Virus in Cina, 25 vittime e oltre 600 contagi. “Trasmesso all’uomo dai serpenti”


Le vittime del coronavirus in Cina sono salite a 25, i casi di contagio sono 616 secondo le autorità locali. Una seconda città, Huanggang, a 60 chilometri da Whuan, è stata isolata e messa in quarantena.

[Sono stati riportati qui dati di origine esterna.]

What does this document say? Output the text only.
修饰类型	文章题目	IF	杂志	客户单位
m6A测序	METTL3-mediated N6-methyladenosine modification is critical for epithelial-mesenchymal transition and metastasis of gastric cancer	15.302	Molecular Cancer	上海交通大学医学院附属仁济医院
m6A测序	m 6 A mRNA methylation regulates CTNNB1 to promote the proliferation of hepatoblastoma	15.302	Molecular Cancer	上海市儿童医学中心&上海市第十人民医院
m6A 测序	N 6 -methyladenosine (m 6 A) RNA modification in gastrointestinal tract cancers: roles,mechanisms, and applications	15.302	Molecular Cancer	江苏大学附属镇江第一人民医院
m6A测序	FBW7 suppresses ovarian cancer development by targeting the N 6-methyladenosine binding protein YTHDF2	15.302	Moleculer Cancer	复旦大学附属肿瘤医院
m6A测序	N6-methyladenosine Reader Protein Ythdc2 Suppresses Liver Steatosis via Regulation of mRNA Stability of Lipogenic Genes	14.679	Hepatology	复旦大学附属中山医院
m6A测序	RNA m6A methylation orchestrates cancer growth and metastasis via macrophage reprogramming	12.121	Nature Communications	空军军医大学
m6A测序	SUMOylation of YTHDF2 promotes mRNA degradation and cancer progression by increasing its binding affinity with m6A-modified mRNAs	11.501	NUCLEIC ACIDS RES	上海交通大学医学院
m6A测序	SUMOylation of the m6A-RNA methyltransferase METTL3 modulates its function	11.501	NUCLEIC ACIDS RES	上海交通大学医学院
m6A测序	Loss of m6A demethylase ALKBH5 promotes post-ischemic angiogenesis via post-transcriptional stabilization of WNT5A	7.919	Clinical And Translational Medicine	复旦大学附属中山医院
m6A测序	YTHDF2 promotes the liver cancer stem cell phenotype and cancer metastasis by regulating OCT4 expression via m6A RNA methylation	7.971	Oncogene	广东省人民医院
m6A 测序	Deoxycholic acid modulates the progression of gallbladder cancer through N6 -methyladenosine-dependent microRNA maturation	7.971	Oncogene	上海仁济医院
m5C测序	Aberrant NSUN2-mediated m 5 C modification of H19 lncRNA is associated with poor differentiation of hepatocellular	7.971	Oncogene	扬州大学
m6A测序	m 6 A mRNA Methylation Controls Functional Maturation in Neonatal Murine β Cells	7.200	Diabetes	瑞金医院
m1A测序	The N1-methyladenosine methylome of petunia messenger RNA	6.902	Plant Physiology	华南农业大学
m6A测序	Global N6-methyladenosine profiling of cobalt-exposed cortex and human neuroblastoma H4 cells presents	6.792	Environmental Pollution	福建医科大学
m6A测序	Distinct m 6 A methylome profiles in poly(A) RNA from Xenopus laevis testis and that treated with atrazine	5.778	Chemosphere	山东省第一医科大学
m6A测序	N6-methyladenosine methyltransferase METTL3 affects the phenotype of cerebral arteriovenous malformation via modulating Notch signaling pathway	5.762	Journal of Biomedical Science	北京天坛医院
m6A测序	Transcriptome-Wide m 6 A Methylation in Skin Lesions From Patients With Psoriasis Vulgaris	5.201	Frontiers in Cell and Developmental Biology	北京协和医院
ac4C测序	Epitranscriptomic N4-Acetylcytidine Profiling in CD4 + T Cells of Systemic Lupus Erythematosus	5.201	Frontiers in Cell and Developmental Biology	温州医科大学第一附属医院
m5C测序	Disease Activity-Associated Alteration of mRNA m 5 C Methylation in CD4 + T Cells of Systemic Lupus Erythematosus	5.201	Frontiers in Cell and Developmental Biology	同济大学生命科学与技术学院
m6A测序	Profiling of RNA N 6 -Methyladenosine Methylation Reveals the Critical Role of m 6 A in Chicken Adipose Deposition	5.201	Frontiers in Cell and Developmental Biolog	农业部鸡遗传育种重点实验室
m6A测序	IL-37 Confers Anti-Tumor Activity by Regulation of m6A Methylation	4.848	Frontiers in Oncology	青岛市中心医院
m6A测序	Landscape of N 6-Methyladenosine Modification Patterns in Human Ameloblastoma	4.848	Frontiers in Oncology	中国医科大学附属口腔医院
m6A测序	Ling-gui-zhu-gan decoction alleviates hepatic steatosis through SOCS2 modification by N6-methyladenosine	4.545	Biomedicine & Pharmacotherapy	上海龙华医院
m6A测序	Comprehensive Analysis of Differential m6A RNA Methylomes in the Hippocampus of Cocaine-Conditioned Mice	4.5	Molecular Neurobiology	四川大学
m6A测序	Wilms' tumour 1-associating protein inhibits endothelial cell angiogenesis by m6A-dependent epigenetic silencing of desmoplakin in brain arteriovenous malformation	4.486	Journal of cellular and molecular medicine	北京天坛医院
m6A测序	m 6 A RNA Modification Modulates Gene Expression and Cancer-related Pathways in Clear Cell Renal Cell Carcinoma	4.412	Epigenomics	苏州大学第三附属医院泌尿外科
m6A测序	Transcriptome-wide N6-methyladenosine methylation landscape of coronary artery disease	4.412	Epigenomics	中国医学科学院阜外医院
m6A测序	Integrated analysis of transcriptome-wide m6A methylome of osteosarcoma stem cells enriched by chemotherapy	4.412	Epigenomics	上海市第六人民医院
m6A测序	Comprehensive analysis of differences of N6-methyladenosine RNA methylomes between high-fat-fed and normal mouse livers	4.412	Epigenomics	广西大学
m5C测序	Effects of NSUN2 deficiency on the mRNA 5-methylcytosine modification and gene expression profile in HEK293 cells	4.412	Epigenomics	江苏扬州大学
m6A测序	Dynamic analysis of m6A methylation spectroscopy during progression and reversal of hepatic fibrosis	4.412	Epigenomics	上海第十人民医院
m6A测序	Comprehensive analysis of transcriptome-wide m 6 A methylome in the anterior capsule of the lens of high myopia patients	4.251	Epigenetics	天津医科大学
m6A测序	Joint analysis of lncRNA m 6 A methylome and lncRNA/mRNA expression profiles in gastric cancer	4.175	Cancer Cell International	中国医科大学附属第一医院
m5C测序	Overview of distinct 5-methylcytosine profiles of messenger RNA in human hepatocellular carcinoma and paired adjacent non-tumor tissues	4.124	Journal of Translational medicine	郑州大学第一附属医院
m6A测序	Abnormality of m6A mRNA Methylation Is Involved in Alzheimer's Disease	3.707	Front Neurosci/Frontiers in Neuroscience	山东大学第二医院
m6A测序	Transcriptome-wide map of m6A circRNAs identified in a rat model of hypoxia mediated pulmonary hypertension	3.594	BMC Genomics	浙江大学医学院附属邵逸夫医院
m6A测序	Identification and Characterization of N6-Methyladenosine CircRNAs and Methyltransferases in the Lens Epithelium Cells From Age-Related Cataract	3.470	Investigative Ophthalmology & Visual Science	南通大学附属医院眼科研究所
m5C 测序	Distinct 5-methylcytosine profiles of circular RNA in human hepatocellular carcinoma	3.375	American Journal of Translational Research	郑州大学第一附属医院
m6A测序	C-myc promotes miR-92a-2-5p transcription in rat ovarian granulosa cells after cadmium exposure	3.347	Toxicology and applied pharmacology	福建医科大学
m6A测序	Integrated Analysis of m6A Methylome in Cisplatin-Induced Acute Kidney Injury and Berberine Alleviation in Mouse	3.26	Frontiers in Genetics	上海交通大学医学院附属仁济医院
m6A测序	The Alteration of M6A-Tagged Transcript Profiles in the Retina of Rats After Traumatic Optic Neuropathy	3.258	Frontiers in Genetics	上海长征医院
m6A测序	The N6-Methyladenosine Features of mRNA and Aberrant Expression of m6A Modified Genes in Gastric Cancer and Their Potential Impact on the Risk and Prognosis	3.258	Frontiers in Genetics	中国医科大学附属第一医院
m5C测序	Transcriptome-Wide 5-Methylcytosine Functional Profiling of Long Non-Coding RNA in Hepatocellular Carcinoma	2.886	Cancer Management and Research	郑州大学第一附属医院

A Fiumicino sono passati in un ‘canale sanitario’ dedicato, lontano dalle aree di transito degli altri passeggeri, 202 viaggiatori in arrivo dalla città cinese di Wuhan, epicentro del morbo. A loro sono state applicate per la prima volta le procedure disposte dalle autorità dopo la diffusione del contagio. Appositi scanner hanno controllato la temperatura corporea. Stanno tutti bene, ha riferito Carlo Racani, direttore sanitario di Aeroporti di Roma.

L’Oms deciderà oggi se e quali contromisure adottare. Non ha invece un’infezione da coronavirus l’uomo ricoverato a San Pietroburgo di ritorno dalla Cina, secondo l’agenzia Interfax. Il virus cinese sarebbe arrivato all’uomo dai serpenti: sarebbero questi gli animali nei quali il virus, trasmesso dai pipistrelli, si sarebbe ricombinato e poi passato all’uomo.

Lo indica l’analisi genetica pubblicata sul Journal of Medical Virology da studiosi delle università di Pechino e Guangxi. La ricerca è stata condotta su campioni del virus provenienti da diverse località della Cina e da diverse specie ospiti.